El fútbol-publicidad se convertiría así en una relación tan estrecha y orgánica que parece dada. Mientras que la televisión y la radio, incluso el consumo digital, interrumpen el entretenimiento con el comercial, la vestimenta del jugador, la valla del estadio y el anuncio convierten al fútbol en lo que puede ser un comercial de noventa minutos.

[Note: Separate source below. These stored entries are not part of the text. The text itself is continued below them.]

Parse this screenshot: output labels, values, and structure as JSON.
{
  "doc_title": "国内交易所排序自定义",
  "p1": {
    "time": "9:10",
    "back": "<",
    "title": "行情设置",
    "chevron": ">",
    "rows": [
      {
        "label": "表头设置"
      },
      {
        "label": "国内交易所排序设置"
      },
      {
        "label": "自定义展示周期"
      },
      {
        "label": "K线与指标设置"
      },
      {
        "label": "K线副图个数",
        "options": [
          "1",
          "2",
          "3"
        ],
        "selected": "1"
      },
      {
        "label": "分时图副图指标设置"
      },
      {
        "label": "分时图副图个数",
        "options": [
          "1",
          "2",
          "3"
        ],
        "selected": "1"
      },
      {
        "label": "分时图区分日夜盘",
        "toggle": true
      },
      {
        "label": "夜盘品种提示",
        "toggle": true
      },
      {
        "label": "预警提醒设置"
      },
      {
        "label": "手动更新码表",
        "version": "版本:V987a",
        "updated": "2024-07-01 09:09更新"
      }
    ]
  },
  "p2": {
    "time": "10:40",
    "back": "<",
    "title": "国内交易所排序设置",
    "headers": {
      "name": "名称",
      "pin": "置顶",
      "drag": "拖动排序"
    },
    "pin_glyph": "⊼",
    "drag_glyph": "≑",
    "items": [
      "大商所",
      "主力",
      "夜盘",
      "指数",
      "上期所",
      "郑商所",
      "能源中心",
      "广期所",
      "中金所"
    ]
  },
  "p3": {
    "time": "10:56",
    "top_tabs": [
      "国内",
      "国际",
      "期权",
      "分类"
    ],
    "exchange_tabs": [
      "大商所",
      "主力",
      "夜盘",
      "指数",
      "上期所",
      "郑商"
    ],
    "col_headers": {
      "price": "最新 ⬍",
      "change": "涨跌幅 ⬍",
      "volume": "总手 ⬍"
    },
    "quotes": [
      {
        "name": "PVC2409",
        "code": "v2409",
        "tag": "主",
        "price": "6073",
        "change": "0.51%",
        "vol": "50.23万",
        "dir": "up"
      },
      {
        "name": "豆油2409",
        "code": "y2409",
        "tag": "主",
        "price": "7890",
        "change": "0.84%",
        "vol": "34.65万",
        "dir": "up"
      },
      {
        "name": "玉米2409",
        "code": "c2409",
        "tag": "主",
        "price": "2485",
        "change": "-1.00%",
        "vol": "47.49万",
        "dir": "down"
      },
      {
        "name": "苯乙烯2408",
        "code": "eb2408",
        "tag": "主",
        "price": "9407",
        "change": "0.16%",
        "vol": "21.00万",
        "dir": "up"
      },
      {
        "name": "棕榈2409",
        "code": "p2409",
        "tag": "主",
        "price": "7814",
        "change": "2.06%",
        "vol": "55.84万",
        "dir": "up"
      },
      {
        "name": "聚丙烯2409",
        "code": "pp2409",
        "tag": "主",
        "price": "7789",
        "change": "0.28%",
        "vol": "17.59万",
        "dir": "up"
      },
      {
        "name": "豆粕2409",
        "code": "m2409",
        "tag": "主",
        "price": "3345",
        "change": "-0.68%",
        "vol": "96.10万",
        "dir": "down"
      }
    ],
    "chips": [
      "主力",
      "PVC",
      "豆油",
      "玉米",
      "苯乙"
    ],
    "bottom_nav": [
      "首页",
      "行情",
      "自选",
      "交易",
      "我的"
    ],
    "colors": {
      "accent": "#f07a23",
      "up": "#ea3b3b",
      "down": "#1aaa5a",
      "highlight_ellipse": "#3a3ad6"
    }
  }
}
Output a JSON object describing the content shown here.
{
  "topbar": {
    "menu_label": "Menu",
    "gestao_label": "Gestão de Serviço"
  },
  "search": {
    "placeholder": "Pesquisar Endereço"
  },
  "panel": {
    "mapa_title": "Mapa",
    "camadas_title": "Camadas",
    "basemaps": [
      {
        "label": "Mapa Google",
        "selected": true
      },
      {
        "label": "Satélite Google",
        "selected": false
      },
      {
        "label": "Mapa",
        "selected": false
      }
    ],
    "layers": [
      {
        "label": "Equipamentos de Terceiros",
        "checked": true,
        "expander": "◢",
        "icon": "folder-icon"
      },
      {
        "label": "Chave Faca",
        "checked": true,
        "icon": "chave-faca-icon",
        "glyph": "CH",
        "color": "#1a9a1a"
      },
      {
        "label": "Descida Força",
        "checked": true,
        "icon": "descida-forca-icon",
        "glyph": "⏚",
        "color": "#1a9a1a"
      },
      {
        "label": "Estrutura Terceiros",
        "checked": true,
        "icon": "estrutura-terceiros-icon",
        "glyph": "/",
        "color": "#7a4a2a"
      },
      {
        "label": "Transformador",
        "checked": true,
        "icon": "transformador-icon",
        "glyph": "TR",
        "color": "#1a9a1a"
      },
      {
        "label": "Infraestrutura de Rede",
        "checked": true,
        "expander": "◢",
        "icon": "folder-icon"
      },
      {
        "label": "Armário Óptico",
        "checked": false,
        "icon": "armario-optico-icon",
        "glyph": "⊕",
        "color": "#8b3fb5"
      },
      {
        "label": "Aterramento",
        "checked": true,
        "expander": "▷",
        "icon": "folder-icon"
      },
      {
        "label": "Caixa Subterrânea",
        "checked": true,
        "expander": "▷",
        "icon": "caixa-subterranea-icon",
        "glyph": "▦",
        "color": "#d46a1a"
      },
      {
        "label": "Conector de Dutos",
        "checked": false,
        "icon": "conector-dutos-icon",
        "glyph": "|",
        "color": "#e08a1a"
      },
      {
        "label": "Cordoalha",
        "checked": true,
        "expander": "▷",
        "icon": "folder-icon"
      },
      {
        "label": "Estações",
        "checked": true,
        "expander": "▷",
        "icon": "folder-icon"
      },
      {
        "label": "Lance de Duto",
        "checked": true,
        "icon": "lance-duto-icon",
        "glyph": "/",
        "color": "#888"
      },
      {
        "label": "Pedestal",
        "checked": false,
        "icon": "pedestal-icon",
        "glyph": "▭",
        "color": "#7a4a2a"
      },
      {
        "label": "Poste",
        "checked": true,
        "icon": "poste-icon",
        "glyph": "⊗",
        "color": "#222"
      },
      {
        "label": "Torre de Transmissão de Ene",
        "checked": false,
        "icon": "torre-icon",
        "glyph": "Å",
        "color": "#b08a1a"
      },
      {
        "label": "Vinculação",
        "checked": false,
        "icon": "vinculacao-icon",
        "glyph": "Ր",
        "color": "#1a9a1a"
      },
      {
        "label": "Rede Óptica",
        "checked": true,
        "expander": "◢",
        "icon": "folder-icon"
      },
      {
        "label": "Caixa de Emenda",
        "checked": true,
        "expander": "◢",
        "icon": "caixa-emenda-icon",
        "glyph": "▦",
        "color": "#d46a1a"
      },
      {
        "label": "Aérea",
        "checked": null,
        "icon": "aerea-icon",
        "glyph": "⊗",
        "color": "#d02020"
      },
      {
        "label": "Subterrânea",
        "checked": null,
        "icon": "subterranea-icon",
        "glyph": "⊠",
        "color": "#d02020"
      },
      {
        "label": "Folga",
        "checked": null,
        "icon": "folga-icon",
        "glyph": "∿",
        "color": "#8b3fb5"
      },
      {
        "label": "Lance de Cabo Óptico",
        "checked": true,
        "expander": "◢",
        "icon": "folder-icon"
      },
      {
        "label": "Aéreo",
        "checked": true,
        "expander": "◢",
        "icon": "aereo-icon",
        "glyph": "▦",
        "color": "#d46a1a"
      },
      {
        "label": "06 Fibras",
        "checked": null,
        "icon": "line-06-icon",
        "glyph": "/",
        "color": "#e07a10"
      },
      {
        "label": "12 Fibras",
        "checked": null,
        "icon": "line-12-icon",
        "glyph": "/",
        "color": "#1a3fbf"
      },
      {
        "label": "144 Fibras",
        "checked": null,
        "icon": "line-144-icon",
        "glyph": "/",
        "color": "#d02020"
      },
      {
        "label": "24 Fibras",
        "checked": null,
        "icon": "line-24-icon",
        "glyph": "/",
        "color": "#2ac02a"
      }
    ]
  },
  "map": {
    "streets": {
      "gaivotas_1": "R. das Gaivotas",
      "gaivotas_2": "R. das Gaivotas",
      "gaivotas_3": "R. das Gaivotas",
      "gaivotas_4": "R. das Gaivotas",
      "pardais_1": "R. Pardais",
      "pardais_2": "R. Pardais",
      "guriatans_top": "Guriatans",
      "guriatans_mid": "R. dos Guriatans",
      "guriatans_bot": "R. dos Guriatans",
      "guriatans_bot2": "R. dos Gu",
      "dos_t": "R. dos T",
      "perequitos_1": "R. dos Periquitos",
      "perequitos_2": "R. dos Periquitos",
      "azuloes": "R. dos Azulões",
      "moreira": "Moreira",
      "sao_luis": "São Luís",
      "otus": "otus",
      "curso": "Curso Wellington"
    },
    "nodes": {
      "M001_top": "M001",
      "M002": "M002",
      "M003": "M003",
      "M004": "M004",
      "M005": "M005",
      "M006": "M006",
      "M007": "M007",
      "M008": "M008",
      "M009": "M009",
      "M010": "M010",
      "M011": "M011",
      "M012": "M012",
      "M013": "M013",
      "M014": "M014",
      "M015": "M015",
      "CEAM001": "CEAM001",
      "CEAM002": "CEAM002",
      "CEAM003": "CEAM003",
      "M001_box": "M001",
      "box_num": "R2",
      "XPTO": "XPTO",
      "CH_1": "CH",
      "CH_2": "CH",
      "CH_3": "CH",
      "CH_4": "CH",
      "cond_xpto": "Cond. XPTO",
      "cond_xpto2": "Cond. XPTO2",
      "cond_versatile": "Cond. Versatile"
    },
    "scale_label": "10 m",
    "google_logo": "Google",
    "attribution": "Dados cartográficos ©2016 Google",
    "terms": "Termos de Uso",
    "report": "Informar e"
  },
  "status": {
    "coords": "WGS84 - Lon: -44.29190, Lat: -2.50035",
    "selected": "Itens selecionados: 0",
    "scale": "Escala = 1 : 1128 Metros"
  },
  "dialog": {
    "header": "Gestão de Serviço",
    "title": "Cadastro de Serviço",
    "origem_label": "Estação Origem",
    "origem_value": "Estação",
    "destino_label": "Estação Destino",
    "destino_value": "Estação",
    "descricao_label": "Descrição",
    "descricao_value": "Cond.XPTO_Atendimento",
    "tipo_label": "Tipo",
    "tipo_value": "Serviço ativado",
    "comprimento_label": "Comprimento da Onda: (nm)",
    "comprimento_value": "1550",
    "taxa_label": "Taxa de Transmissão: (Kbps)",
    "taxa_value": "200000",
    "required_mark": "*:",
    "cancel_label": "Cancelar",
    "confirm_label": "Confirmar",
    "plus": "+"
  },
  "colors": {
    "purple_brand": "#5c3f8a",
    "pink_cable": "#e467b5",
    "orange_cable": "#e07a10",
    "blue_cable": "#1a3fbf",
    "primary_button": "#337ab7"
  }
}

La tercera muerte del fútbol ha sido la más extraña. Con la pandemia del COVID-19, que ha ocupado casi todo el 2020, se ha acelerado la experiencia digital. Antes de ello, el videoarbitraje (VAR) fue el aviso más cercano. Lo que comenzó con la transmisión de fútbol por la televisión (y con la repetición de la jugada y el resumen); luego por cable (el análisis especializado); e internet (la producción de contenido fan y de comunidad), se transforma ahora en “verdad”.
Aplaudimos la intervención de la imagen transmitida y grabada para “corregir” o “confirmar”. El fútbol es “más justo”, nos dijimos, “porque la imagen grabada es la verdad".
El fútbol ha encontrado así su hábitat en el cable, en canales especializados y en internet. Nuestros smartphones nos entregan la información en tiempo real y los jugadores son desmenuzados en porcentajes de posesión, de influencia, efectividad, tiros, número de llegadas, de toques y cambios, en valor en el mercado. Una suerte de cromo con información multiplicada y actualizada permanentemente.
Y como último secuestro, la omisión del espectador presencial: el vuelco total hacia la pantalla. Uno que, si bien corresponde a las medidas de bioseguridad, no deja de leerse como continuación de una transformación de la mirada. Una donde extraña y coherentemente el fútbol deviene en simulacro.
“No hay nada menos vacío que un estadio vacío”, ha dicho Eduardo Galeano. “No hay nada menos mudo que las gradas sin nadie”. Un vacío espacio para imágenes impresas de espectadores. Para publicidad y gritos pregrabados. Para celebraciones de campeonatos ganados sin público testigo.
Todo esto tal vez sea un vistazo al futuro, si no lo es ya. Y con ello otra mirada, otra forma de organizar nuestras lógicas con el fútbol. Y, por supuesto, otros valores de lo narrable e imitable. De lo divino y la verdad. El fútbol ha muerto. Pero tiene likes.